Han pasado ya 15 días desde que acabaron las elecciones en el Perú y, sin embargo, la señora Keiko Fujimori sigue dando arengas como si todavía estuviera en campaña.
El conteo de votos por la ONPE ya concluyó, y solo falta resolver las apelaciones a los infructuosos pedidos de nulidad que Fuerza Popular ha planteado ante el Jurado Nacional de Elecciones (JNE). No se trata de rendirse o aguantar, porque el partido ya terminó. No importa cuántos mítines, marchas y excontendientes se sumen desde la ultratumba a la plegaria fujimorista. Más allá de que tienen todo el derecho de manifestarse públicamente, nada de ello debe cambiar el veredicto del JNE, el cual debe resolver conforme a derecho.

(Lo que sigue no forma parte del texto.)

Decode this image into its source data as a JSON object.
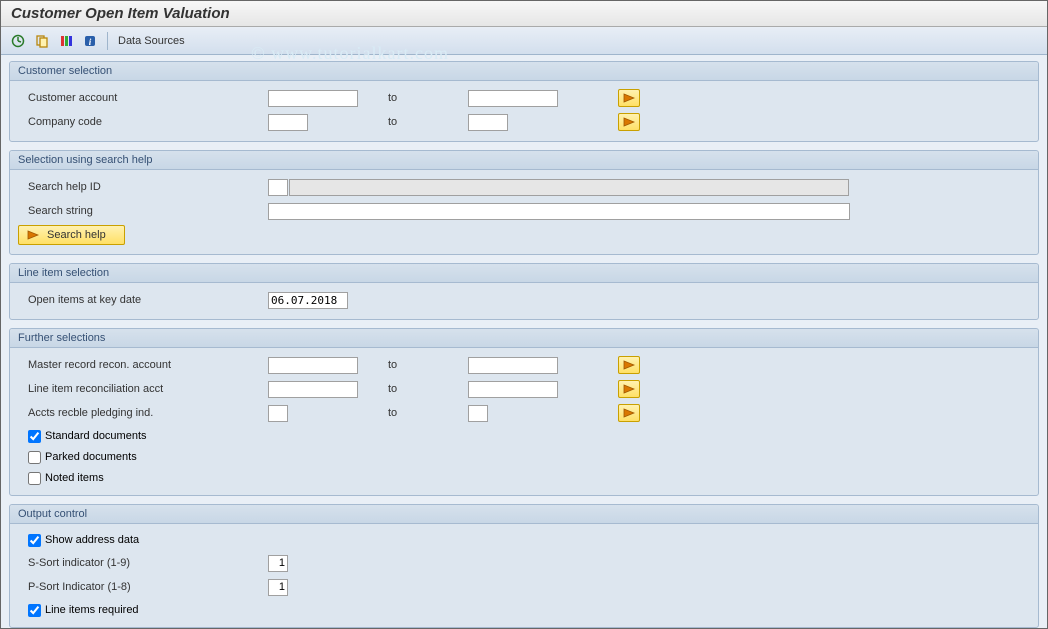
{
  "title": "Customer Open Item Valuation",
  "toolbar": {
    "data_sources": "Data Sources"
  },
  "watermark": "© www.tutorialkart.com",
  "groups": {
    "customer_selection": {
      "title": "Customer selection",
      "customer_account_label": "Customer account",
      "company_code_label": "Company code",
      "to_label": "to"
    },
    "search_help": {
      "title": "Selection using search help",
      "search_help_id_label": "Search help ID",
      "search_string_label": "Search string",
      "search_help_btn": "Search help"
    },
    "line_item_selection": {
      "title": "Line item selection",
      "open_items_label": "Open items at key date",
      "open_items_value": "06.07.2018"
    },
    "further_selections": {
      "title": "Further selections",
      "master_record_label": "Master record recon. account",
      "line_item_recon_label": "Line item reconciliation acct",
      "accts_recble_label": "Accts recble pledging ind.",
      "to_label": "to",
      "standard_docs_label": "Standard documents",
      "parked_docs_label": "Parked documents",
      "noted_items_label": "Noted items"
    },
    "output_control": {
      "title": "Output control",
      "show_address_label": "Show address data",
      "s_sort_label": "S-Sort indicator (1-9)",
      "s_sort_value": "1",
      "p_sort_label": "P-Sort Indicator (1-8)",
      "p_sort_value": "1",
      "line_items_required_label": "Line items required"
    }
  }
}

Por cierto, el derecho a utilizar los recursos legales que la normativa electoral granjea no equivale a un derecho a la pataleta jurídica. Pero eso es precisamente lo que están haciendo, en distinta dimensión, los Flores Nano, Torres, Urviola, Villa Stein, Castiglioni y demás malabaristas del derecho. Porque no es casualidad que todos, repito, todos los jurados electorales especiales hayan rechazado las solicitudes de nulidad de Fuerza Popular por razones de forma y fondo. Si hubieran estudiado la jurisprudencia reiterada del JNE o consultado con expertos en derecho electoral, los abogados de Fuerza Popular sabrían que el fraude debe probarse y no gritarse; y que ninguno de los supuestos alegados es suficiente para anular los votos de cientos de miles de ciudadanos, como ahora pretenden. También deberían conocer que los plazos legales se cuentan, regularmente, en días, y en función al horario de atención preestablecido por la entidad pública.

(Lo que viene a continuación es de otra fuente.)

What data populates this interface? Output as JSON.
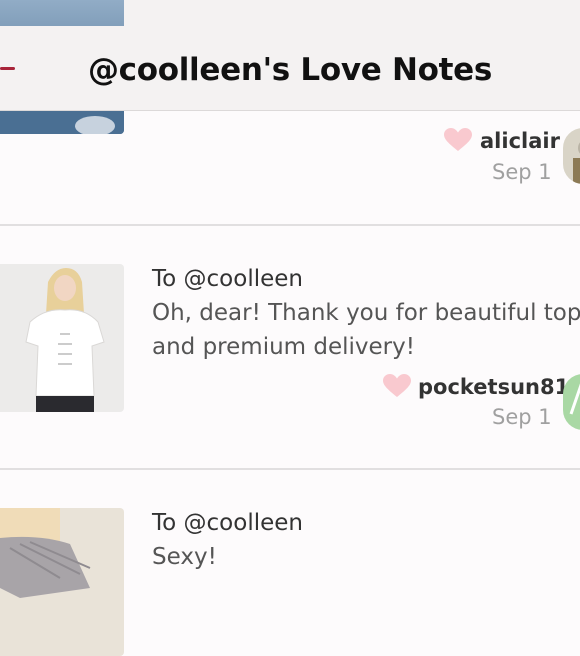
{
  "status_bar": {
    "text": "lock"
  },
  "nav": {
    "title": "@coolleen's Love Notes"
  },
  "notes": [
    {
      "username": "aliclair",
      "date": "Sep 1"
    },
    {
      "to": "To @coolleen",
      "message": "Oh, dear! Thank you for beautiful top and premium delivery!",
      "username": "pocketsun81",
      "date": "Sep 1"
    },
    {
      "to": "To @coolleen",
      "message": "Sexy!"
    }
  ],
  "colors": {
    "heart": "#f9c9cf",
    "accent": "#a8243a",
    "avatar_green": "#a9d8a4"
  }
}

Con un poco de diligencia, discernirían que no se puede interponer un hábeas data sin antes haber solicitado la información a una entidad estatal y obtenido una respuesta negativa. Además, comprenderían que existen excepciones al acceso a esta información cuando se debe proteger los datos personales y sensibles de las personas (como el sentido de la votación), y que un hábeas data no interrumpe el curso de una impugnación electoral.

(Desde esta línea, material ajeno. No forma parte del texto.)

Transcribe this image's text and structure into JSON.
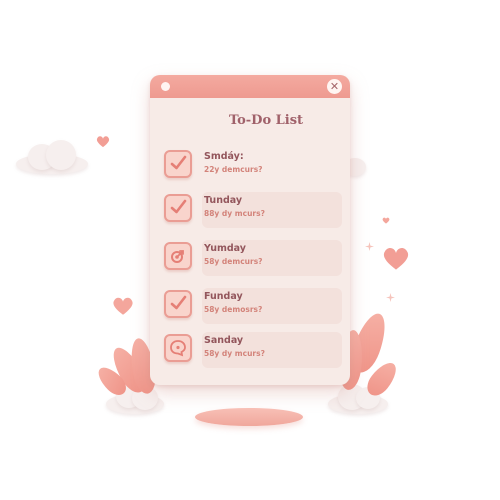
{
  "window": {
    "title": "To-Do List",
    "close_glyph": "✕"
  },
  "tasks": [
    {
      "day": "Smdáy:",
      "sub": "22y demcurs?",
      "icon": "checkmark-icon",
      "checked": true
    },
    {
      "day": "Tunday",
      "sub": "88y dy mcurs?",
      "icon": "checkmark-icon",
      "checked": true
    },
    {
      "day": "Yumday",
      "sub": "58y demcurs?",
      "icon": "target-arrow-icon",
      "checked": false
    },
    {
      "day": "Funday",
      "sub": "58y demosrs?",
      "icon": "checkmark-icon",
      "checked": true
    },
    {
      "day": "Sanday",
      "sub": "58y dy mcurs?",
      "icon": "chat-bubble-icon",
      "checked": false
    }
  ],
  "colors": {
    "accent": "#ee9a90",
    "panel": "#f7ebe7",
    "title_text": "#a0616a",
    "subtext": "#d3837a"
  }
}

Tanta negligencia que podría llenar las páginas de un manual de mala praxis legal no parece ser coincidencia, sino mala fe. Como la del jugador picón que, viéndose derrotado, comete una falta artera y se hace expulsar. Y, al salir del campo, le menta la madre al árbitro.
Así se ven los políticos, líderes de opinión y hasta periodistas que insisten en una rabieta que solo daña a un país cansado de la incertidumbre y tensión que germinó cinco años atrás, precisamente, con otro berrinche.
El apasionamiento que a muchas personas cegó durante la segunda vuelta, al punto de pasar por agua tibia los peligros que representaban las dos candidaturas en liza, se ha convertido hoy en necedad. “Hundieron” tanto sus costos que ya les parece imposible recuperar su “inversión”, su reputación. Y ahora que Fuerza Popular ha cruzado la línea que divide a una candidatura agresiva de la destrucción antidemocrática, sus seguidores más afiebrados no encuentran el camino de regreso a la sensatez. No quieren enjuagarse la pintura naranja de guerra con la que se maquillaron las caras.
Estos fanáticos continúan deslegitimándose y autoexcluyéndose de un partido más duro y trascendental: el de mantener vivo el Estado constitucional de derecho durante los próximos cinco años. ¿Qué autoridad moral conservarán para denunciar los eventuales embates de Vladimir Cerrón y compañía si, cuando fue su turno, exhibieron ellos mismos una actitud antidemocrática?
Pueden no gustarnos los resultados electorales, pero debemos aceptarlos. De eso se trata la democracia, no de pedir repechajes cuando perdemos.